With Family Sharing you can spread your purchased media around with other family members.
This doesn’t mean that you have to give Little Jack carte blanche access to any music, movies, TV shows, audiobooks, ebooks, or apps he wants to lay his hands on. Parents will be able to switch on an “Ask to Buy” feature that requires those members designated as children to ask permission before making a purchase. When they do so, a notification appears on a parent’s device detailing who is making the request, what they’re attempting to purchase, and how much it costs. The parent can elect to decline the request or review it. Once reviewed, the parent can then approve it. And, yes, this means that you can now create an Apple ID for children under 13 years old.
Family Sharing goes beyond media sharing. It also allows families to share a family photo album. When you set up a Family Sharing identity, a family photo album is automatically created within the Photos app on the devices of all the members of the family. For example, when Aisha uses her iPad to grab a picture of the new kitten tearing into the drapes, that photo is synced to iCloud, where it will then sync with Dad’s iPhone. As with other shared photo streams, you can add comments to images.
Similarly, the family can share a calendar. Any events created on that calendar by one member of the family will appear within the Calendar app of all devices that belong to the Family Sharing group.

You can also keep tabs on where members of the group are.
Family members can also share their location with each other within the Find My Friends app. If you’d like to confirm that Mom is stuck in traffic, it’s easy to do by launching the app. (If a member would prefer to not be tracked, they simply make their location hidden.) Similarly, if your spouse, parent, or child has a habit of misplacing their iOS device, you can help them find it using the Find My iPhone app.

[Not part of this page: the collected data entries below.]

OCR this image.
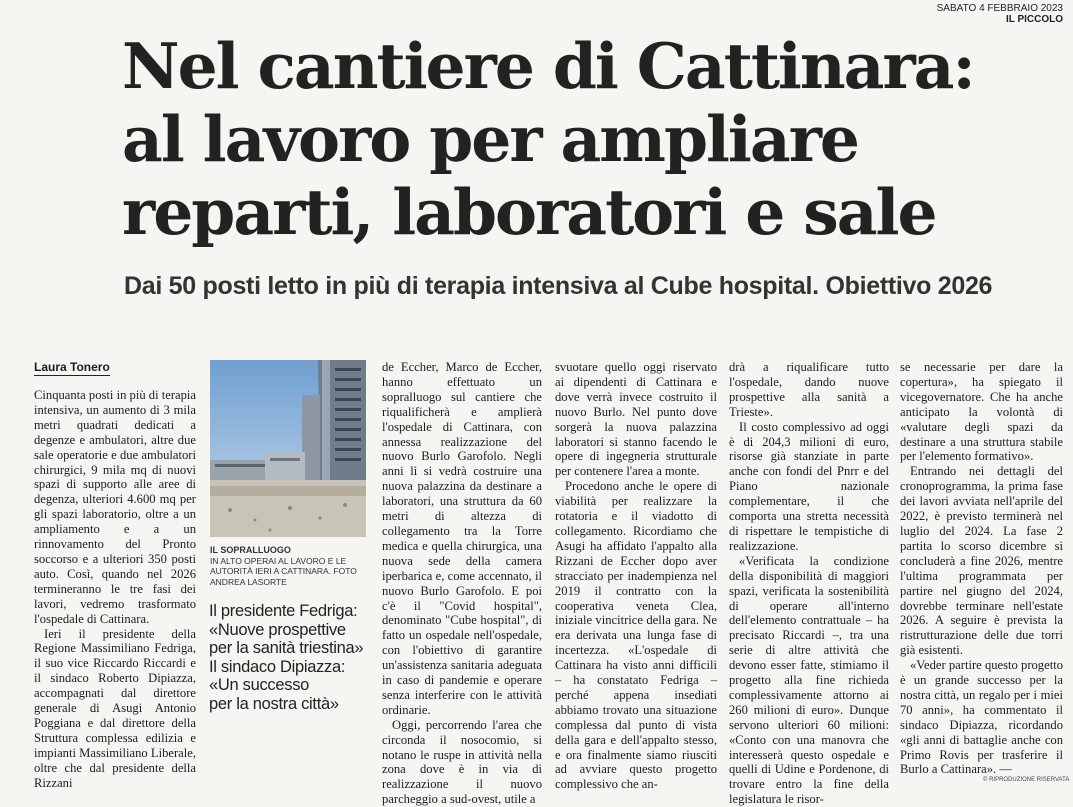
SABATO 4 FEBBRAIO 2023
IL PICCOLO
Nel cantiere di Cattinara:
al lavoro per ampliare
reparti, laboratori e sale
Dai 50 posti letto in più di terapia intensiva al Cube hospital. Obiettivo 2026
Laura Tonero

Cinquanta posti in più di terapia intensiva, un aumento di 3 mila metri quadrati dedicati a degenze e ambulatori, altre due sale operatorie e due ambulatori chirurgici, 9 mila mq di nuovi spazi di supporto alle aree di degenza, ulteriori 4.600 mq per gli spazi laboratorio, oltre a un ampliamento e a un rinnovamento del Pronto soccorso e a ulteriori 350 posti auto. Così, quando nel 2026 termineranno le tre fasi dei lavori, vedremo trasformato l'ospedale di Cattinara.

Ieri il presidente della Regione Massimiliano Fedriga, il suo vice Riccardo Riccardi e il sindaco Roberto Dipiazza, accompagnati dal direttore generale di Asugi Antonio Poggiana e dal direttore della Struttura complessa edilizia e impianti Massimiliano Liberale, oltre che dal presidente della Rizzani

IL SOPRALLUOGO
IN ALTO OPERAI AL LAVORO E LE AUTORITÀ IERI A CATTINARA. FOTO ANDREA LASORTE
Il presidente Fedriga:
«Nuove prospettive
per la sanità triestina»
Il sindaco Dipiazza:
«Un successo
per la nostra città»

de Eccher, Marco de Eccher, hanno effettuato un sopralluogo sul cantiere che riqualificherà e amplierà l'ospedale di Cattinara, con annessa realizzazione del nuovo Burlo Garofolo. Negli anni lì si vedrà costruire una nuova palazzina da destinare a laboratori, una struttura da 60 metri di altezza di collegamento tra la Torre medica e quella chirurgica, una nuova sede della camera iperbarica e, come accennato, il nuovo Burlo Garofolo. E poi c'è il "Covid hospital", denominato "Cube hospital", di fatto un ospedale nell'ospedale, con l'obiettivo di garantire un'assistenza sanitaria adeguata in caso di pandemie e operare senza interferire con le attività ordinarie.

Oggi, percorrendo l'area che circonda il nosocomio, si notano le ruspe in attività nella zona dove è in via di realizzazione il nuovo parcheggio a sud-ovest, utile a

svuotare quello oggi riservato ai dipendenti di Cattinara e dove verrà invece costruito il nuovo Burlo. Nel punto dove sorgerà la nuova palazzina laboratori si stanno facendo le opere di ingegneria strutturale per contenere l'area a monte.

Procedono anche le opere di viabilità per realizzare la rotatoria e il viadotto di collegamento. Ricordiamo che Asugi ha affidato l'appalto alla Rizzani de Eccher dopo aver stracciato per inadempienza nel 2019 il contratto con la cooperativa veneta Clea, iniziale vincitrice della gara. Ne era derivata una lunga fase di incertezza. «L'ospedale di Cattinara ha visto anni difficili – ha constatato Fedriga – perché appena insediati abbiamo trovato una situazione complessa dal punto di vista della gara e dell'appalto stesso, e ora finalmente siamo riusciti ad avviare questo progetto complessivo che an-

drà a riqualificare tutto l'ospedale, dando nuove prospettive alla sanità a Trieste».

Il costo complessivo ad oggi è di 204,3 milioni di euro, risorse già stanziate in parte anche con fondi del Pnrr e del Piano nazionale complementare, il che comporta una stretta necessità di rispettare le tempistiche di realizzazione.

«Verificata la condizione della disponibilità di maggiori spazi, verificata la sostenibilità di operare all'interno dell'elemento contrattuale – ha precisato Riccardi –, tra una serie di altre attività che devono esser fatte, stimiamo il progetto alla fine richieda complessivamente attorno ai 260 milioni di euro». Dunque servono ulteriori 60 milioni: «Conto con una manovra che interesserà questo ospedale e quelli di Udine e Pordenone, di trovare entro la fine della legislatura le risor-

se necessarie per dare la copertura», ha spiegato il vicegovernatore. Che ha anche anticipato la volontà di «valutare degli spazi da destinare a una struttura stabile per l'elemento formativo».

Entrando nei dettagli del cronoprogramma, la prima fase dei lavori avviata nell'aprile del 2022, è previsto terminerà nel luglio del 2024. La fase 2 partita lo scorso dicembre si concluderà a fine 2026, mentre l'ultima programmata per partire nel giugno del 2024, dovrebbe terminare nell'estate 2026. A seguire è prevista la ristrutturazione delle due torri già esistenti.

«Veder partire questo progetto è un grande successo per la nostra città, un regalo per i miei 70 anni», ha commentato il sindaco Dipiazza, ricordando «gli anni di battaglie anche con Primo Rovis per trasferire il Burlo a Cattinara». —

© RIPRODUZIONE RISERVATA
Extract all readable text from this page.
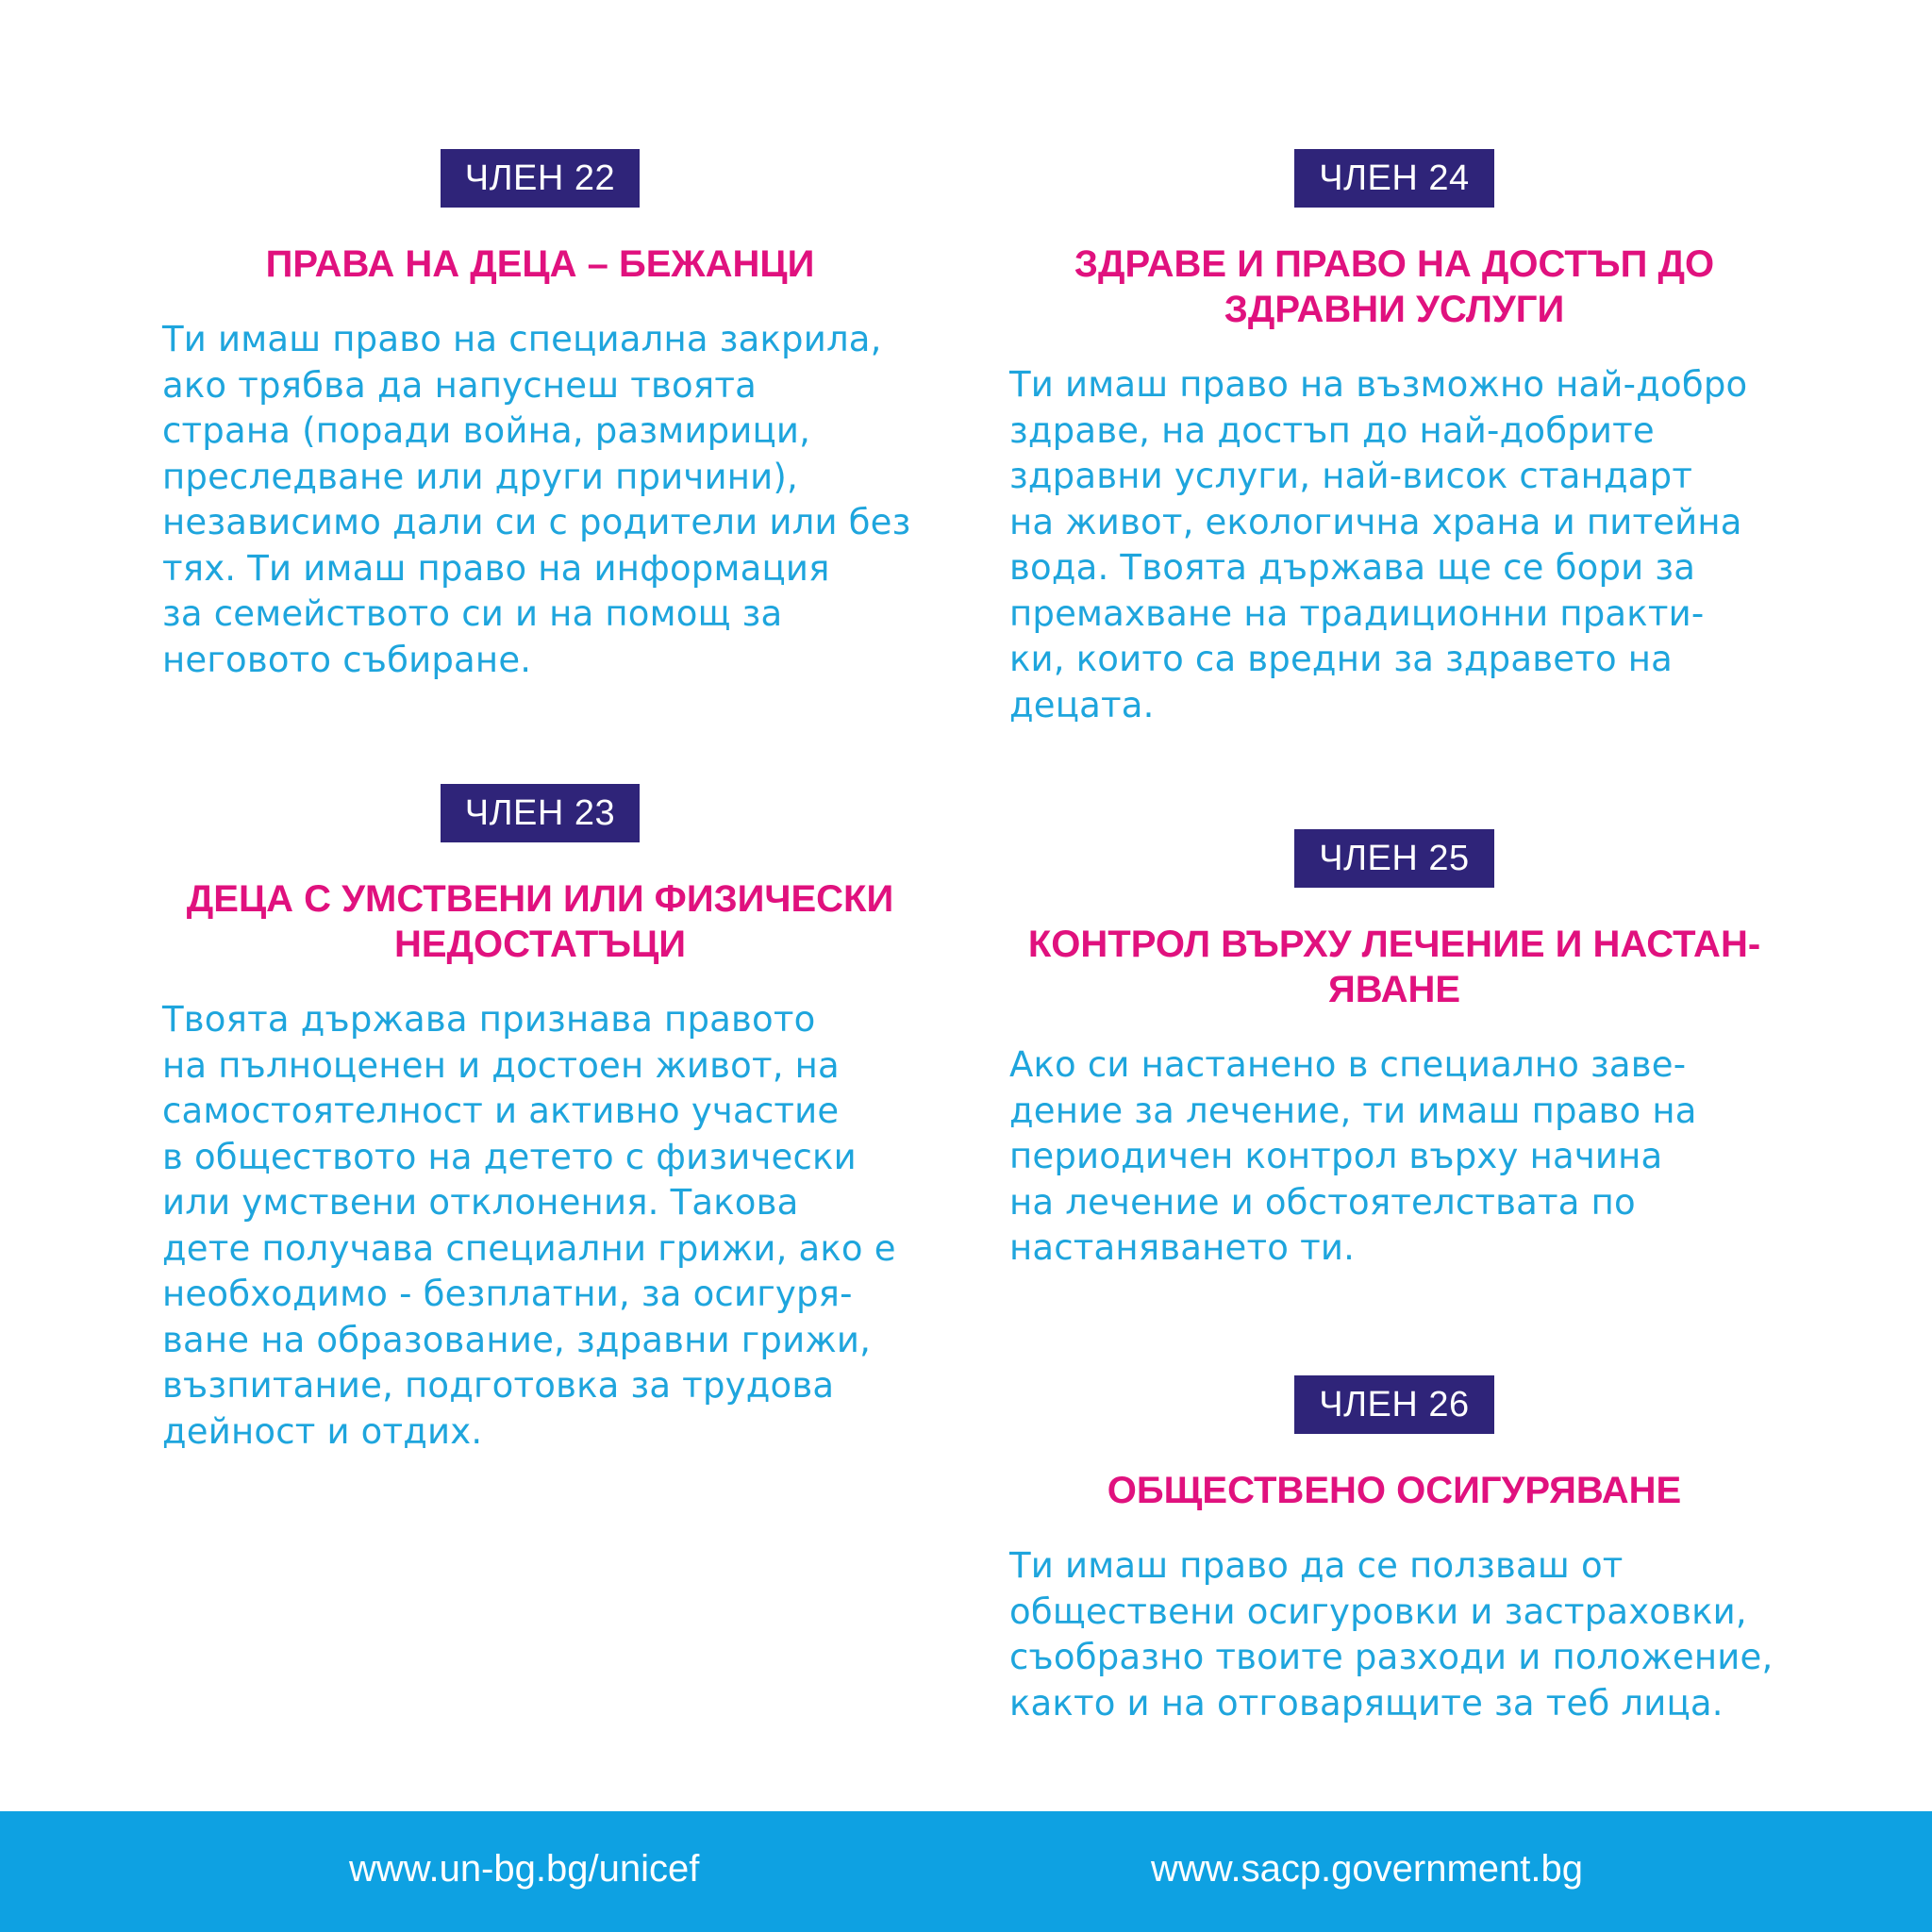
ЧЛЕН 22
ПРАВА НА ДЕЦА – БЕЖАНЦИ
Ти имаш право на специална закрила,
ако трябва да напуснеш твоята
страна (поради война, размирици,
преследване или други причини),
независимо дали си с родители или без
тях. Ти имаш право на информация
за семейството си и на помощ за
неговото събиране.
ЧЛЕН 23
ДЕЦА С УМСТВЕНИ ИЛИ ФИЗИЧЕСКИ
НЕДОСТАТЪЦИ
Твоята държава признава правото
на пълноценен и достоен живот, на
самостоятелност и активно участие
в обществото на детето с физически
или умствени отклонения. Такова
дете получава специални грижи, ако е
необходимо - безплатни, за осигуря-
ване на образование, здравни грижи,
възпитание, подготовка за трудова
дейност и отдих.
ЧЛЕН 24
ЗДРАВЕ И ПРАВО НА ДОСТЪП ДО
ЗДРАВНИ УСЛУГИ
Ти имаш право на възможно най-добро
здраве, на достъп до най-добрите
здравни услуги, най-висок стандарт
на живот, екологична храна и питейна
вода. Твоята държава ще се бори за
премахване на традиционни практи-
ки, които са вредни за здравето на
децата.
ЧЛЕН 25
КОНТРОЛ ВЪРХУ ЛЕЧЕНИЕ И НАСТАН-
ЯВАНЕ
Ако си настанено в специално заве-
дение за лечение, ти имаш право на
периодичен контрол върху начина
на лечение и обстоятелствата по
настаняването ти.
ЧЛЕН 26
ОБЩЕСТВЕНО ОСИГУРЯВАНЕ
Ти имаш право да се ползваш от
обществени осигуровки и застраховки,
съобразно твоите разходи и положение,
както и на отговарящите за теб лица.
www.un-bg.bg/unicef	www.sacp.government.bg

Family members just turn on the sharing option on their device, and if the device is lost, another member can locate it and command it to play a sound.
Alas, Family Sharing doesn’t provide user accounts or profiles, a feature many a parent has been hoping for since at least the first iPad. Rather, Apple still seems content with assuming that “multiple users” means “one iOS device per person.” But even though Family Sharing won’t help us better share a particular device between multiple family members, at least we’ll no longer have to buy multiple copies of an app or tune—or all share a single “Purchasing Apple Stuff” account.